The decline of her physical beauty, the exotic appeal of China, was devastating to Anna May. “She was no longer the China doll, the temptress, or the siren. Those were the roles she had played for half her career, often unwillingly, and now no one would dare think of casting her in such parts.” The result was a downward spiral: the physical effects of drinking rotted her confidence, leading to reclusiveness, which caused her to drink more. A stint at the rehab and recovery center Sierra Madre Lodge provided temporary respite, but it was followed by a relapse.

Still, with one more fresh start, she seemed headed for yet another reinvention of herself, possibly in line for a part in the film version of the Rogers and Hammerstein musical Flower Drum Song.

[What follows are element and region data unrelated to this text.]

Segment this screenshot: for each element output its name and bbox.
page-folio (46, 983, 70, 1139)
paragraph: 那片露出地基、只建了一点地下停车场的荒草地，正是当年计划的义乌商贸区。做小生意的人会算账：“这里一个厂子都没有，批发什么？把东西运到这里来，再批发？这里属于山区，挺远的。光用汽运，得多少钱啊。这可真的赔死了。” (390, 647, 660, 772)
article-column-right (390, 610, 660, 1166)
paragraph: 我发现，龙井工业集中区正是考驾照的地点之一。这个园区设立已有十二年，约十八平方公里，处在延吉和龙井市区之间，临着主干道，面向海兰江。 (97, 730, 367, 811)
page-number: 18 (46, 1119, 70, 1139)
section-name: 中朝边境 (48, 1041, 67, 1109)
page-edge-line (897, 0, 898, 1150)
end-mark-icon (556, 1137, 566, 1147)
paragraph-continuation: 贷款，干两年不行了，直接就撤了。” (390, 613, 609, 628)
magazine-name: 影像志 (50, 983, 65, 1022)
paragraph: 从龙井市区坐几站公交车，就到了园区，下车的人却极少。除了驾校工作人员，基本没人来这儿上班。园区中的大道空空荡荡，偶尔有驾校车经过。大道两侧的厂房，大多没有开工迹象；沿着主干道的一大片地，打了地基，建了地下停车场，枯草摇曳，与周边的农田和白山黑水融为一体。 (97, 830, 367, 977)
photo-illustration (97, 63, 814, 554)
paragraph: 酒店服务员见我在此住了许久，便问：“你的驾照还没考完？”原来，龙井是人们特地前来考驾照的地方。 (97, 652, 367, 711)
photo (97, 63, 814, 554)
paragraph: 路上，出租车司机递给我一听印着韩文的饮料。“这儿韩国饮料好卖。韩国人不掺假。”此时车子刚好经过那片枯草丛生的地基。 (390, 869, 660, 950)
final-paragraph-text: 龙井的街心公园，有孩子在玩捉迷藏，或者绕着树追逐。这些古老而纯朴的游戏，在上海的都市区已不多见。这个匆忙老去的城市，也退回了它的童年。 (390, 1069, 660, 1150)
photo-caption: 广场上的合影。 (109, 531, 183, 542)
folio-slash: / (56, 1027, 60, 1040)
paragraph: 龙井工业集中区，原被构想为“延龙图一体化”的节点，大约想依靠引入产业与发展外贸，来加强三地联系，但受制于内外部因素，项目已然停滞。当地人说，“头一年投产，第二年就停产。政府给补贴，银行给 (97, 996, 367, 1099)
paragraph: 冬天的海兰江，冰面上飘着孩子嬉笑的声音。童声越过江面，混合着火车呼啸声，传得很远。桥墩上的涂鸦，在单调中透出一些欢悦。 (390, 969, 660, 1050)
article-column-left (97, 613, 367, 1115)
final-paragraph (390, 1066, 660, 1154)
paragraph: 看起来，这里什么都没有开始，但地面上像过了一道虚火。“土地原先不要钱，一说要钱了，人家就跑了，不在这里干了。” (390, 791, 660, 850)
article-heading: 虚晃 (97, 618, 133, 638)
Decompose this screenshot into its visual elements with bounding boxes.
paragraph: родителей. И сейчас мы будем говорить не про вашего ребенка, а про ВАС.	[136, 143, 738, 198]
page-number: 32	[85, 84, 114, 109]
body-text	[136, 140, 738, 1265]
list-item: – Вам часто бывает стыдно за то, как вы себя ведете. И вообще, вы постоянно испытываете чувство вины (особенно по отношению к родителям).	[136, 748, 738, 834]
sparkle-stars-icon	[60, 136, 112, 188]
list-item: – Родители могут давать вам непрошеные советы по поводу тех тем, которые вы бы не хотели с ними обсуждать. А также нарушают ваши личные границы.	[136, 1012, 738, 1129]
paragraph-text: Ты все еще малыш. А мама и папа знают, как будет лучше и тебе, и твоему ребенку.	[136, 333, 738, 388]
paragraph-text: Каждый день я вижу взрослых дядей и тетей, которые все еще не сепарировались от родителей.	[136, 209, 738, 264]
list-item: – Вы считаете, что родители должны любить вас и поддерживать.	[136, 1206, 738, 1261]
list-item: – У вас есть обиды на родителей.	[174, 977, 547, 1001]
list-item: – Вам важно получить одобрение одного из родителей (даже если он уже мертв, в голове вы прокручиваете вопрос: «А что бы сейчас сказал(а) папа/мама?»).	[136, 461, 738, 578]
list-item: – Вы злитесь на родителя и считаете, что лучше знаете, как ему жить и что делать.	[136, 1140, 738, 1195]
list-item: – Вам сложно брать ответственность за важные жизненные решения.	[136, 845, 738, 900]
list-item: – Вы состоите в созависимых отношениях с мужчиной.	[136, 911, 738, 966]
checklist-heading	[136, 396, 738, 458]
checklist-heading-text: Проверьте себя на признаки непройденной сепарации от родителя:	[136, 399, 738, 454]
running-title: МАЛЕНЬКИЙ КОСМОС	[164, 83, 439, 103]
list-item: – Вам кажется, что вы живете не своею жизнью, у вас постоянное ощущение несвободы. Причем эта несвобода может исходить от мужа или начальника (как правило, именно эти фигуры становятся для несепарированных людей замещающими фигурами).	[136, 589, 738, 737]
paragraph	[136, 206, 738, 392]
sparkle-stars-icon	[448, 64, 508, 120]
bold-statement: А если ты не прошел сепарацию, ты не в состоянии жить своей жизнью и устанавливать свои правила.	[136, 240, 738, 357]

Alas, it was not to be. Less than two weeks before rehearsals were set to start, she lay down for an afternoon nap and died in her sleep of a heart attack.

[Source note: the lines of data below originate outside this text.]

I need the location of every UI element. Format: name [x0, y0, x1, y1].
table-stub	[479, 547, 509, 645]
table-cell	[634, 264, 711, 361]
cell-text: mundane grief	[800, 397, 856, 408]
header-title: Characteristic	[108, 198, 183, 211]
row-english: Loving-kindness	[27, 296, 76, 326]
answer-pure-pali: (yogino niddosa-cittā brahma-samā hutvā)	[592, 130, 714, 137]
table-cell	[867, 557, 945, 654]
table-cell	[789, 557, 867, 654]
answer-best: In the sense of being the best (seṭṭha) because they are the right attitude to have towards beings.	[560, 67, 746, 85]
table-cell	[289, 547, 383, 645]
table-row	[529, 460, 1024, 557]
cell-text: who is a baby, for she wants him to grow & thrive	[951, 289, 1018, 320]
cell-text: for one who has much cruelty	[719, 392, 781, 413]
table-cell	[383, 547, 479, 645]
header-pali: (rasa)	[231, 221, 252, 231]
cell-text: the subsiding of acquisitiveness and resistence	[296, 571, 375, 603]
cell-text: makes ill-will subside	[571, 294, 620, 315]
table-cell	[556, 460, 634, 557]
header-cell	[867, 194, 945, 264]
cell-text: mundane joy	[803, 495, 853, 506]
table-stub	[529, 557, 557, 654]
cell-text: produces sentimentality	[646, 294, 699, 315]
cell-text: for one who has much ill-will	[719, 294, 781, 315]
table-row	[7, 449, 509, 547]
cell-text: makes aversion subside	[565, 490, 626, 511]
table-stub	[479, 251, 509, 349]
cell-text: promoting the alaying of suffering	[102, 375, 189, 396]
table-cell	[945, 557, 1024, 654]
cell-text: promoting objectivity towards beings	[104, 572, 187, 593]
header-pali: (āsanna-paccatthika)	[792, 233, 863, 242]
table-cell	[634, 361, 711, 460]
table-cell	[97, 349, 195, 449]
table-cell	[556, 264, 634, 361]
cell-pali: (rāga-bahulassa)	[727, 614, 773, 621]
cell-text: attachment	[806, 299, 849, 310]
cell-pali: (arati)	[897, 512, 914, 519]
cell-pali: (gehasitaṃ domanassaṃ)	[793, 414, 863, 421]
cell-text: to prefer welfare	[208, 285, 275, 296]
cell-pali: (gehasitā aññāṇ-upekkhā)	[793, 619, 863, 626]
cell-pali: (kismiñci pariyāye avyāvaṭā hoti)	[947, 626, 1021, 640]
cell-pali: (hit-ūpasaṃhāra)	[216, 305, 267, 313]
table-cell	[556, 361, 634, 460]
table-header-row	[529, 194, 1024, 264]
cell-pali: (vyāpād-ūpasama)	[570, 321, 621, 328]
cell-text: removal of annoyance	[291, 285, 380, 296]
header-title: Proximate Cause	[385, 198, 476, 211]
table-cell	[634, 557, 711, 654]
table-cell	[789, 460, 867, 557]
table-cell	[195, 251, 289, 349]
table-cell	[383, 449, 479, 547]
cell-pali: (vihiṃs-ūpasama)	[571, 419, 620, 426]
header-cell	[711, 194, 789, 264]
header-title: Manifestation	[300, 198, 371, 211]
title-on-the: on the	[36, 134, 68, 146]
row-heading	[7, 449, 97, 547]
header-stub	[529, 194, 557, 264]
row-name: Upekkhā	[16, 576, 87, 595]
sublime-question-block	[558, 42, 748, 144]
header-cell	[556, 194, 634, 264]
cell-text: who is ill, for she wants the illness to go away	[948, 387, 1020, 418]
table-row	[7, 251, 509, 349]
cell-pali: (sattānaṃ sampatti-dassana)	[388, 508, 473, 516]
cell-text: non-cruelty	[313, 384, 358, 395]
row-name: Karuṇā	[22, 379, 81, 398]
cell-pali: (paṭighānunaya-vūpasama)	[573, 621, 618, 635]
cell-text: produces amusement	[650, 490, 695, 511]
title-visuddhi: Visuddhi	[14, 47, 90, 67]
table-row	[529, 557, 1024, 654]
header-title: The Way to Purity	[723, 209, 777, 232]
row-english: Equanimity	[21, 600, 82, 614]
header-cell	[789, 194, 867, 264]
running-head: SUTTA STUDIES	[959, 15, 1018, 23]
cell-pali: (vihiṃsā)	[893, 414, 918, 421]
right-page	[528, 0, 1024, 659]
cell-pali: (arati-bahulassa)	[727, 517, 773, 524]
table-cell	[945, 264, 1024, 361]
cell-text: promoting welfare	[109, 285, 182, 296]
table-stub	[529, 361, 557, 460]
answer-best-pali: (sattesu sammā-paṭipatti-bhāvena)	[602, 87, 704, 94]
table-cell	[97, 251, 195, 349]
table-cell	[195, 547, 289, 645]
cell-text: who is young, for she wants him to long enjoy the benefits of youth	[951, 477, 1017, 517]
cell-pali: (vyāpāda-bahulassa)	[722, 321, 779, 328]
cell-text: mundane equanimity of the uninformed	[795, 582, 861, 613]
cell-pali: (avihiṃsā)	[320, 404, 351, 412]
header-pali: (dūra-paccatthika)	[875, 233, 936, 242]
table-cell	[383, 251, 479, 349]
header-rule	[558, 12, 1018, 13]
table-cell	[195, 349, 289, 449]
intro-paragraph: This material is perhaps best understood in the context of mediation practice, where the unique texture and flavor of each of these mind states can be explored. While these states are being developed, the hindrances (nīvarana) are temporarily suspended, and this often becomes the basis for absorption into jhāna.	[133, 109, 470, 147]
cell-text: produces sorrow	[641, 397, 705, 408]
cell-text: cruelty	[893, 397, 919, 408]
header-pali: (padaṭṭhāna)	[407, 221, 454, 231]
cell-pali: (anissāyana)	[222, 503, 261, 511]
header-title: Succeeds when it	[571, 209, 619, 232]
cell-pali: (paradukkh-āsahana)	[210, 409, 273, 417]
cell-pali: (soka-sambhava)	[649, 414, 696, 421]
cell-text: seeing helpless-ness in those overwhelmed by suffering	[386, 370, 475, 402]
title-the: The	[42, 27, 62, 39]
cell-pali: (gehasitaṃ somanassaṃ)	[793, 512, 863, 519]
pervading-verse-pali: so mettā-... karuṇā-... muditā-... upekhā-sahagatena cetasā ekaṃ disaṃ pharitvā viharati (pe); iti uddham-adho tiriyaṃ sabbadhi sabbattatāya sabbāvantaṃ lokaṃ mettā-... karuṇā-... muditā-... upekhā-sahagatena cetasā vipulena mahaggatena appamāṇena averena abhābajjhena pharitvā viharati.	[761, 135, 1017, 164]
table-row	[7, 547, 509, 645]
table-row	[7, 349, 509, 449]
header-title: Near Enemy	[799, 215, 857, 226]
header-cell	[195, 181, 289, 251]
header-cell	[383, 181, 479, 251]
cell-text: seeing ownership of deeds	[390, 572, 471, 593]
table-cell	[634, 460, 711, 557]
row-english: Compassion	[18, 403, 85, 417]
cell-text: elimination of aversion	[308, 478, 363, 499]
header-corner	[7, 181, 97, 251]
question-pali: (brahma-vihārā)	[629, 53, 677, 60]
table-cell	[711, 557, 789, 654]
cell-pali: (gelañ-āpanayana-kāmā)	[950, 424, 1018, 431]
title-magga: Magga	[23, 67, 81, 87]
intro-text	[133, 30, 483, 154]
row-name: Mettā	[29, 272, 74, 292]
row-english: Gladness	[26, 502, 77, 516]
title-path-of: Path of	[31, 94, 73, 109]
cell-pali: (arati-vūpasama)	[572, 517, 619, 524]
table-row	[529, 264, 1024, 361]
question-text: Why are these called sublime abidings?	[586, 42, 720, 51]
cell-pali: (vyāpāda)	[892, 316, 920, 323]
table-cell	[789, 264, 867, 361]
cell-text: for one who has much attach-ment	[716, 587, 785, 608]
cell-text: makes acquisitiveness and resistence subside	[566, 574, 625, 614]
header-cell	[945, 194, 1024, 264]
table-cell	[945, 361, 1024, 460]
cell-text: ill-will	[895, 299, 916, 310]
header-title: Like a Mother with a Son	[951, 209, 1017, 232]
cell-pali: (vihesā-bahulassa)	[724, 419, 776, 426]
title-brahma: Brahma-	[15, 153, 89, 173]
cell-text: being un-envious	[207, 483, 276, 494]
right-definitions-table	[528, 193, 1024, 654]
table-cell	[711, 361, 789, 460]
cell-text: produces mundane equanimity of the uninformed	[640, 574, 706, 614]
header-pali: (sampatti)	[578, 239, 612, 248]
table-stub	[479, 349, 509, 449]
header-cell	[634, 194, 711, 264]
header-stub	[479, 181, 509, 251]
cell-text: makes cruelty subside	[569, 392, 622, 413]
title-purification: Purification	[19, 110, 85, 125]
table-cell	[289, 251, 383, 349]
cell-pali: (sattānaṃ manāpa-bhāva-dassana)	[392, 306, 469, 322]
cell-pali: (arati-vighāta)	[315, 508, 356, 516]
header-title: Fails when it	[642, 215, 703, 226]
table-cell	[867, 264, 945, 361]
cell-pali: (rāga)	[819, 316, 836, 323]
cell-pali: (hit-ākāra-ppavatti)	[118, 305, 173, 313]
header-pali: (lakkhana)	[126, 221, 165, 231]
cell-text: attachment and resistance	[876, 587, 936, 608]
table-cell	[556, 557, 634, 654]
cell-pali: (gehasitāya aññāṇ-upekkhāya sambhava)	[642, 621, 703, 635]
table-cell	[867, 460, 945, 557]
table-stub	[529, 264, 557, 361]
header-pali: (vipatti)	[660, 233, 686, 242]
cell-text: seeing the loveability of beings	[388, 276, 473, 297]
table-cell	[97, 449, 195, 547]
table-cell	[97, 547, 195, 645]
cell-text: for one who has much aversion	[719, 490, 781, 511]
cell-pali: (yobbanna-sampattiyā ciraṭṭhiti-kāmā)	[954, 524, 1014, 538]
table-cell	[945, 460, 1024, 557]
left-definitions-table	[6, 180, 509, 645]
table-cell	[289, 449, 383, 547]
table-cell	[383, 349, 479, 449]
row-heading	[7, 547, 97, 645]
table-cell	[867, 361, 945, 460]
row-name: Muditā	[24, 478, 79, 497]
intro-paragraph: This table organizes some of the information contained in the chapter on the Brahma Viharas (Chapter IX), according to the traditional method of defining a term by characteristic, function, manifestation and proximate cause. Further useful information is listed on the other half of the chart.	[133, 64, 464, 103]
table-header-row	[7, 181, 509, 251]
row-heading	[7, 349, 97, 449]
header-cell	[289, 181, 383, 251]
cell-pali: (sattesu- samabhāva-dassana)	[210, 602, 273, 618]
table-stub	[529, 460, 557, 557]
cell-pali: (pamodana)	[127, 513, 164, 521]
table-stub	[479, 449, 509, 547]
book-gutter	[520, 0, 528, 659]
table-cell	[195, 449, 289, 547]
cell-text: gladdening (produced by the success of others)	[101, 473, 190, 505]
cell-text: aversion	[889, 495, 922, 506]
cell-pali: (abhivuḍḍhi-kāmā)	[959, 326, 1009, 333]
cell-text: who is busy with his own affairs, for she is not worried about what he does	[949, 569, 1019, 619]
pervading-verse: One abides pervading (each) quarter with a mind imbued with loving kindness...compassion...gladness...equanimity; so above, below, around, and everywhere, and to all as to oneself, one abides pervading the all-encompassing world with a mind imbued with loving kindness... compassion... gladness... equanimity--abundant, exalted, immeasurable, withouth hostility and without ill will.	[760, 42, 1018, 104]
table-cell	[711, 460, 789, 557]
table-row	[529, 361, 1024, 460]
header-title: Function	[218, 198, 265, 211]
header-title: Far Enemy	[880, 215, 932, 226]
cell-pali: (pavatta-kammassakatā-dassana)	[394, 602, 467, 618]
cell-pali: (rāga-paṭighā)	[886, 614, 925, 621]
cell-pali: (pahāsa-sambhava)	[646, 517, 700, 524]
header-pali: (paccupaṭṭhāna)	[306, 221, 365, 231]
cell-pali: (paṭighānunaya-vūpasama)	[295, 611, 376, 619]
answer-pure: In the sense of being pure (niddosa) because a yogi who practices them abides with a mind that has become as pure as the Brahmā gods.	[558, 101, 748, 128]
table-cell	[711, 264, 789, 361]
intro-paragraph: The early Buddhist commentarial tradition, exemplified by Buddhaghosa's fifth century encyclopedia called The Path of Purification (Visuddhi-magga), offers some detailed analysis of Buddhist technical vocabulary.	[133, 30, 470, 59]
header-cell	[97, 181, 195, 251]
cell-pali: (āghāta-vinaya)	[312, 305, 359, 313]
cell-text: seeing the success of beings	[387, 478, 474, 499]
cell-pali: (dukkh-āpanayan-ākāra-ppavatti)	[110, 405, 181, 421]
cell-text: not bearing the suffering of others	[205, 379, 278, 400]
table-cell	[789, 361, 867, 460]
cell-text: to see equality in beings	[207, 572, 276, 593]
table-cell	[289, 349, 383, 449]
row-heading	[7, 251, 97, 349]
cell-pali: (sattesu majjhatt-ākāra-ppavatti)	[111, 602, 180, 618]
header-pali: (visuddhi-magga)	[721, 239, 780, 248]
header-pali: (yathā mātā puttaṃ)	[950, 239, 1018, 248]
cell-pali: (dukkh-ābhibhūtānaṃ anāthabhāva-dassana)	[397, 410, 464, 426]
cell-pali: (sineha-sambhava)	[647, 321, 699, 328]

“For her final curtain call, she defied expectations yet again. The way to live, she had learned, was knowing what it is to die and to be reborn a thousand times over. When her time came, she did not struggle but passed peacefully, and in the most ordinary way possible, at home in her own bed with her boots still on.”

In 1960, the year before her death, Anna May’s star was affixed on the Hollywood Walk of Fame, making her, along with Sessue Hayakawa, her co-star in Daughter of the Dragon, the first two Asian stars on the Walk. It’s a shame she had but a short time to enjoy the honor. She had worked hard enough for it.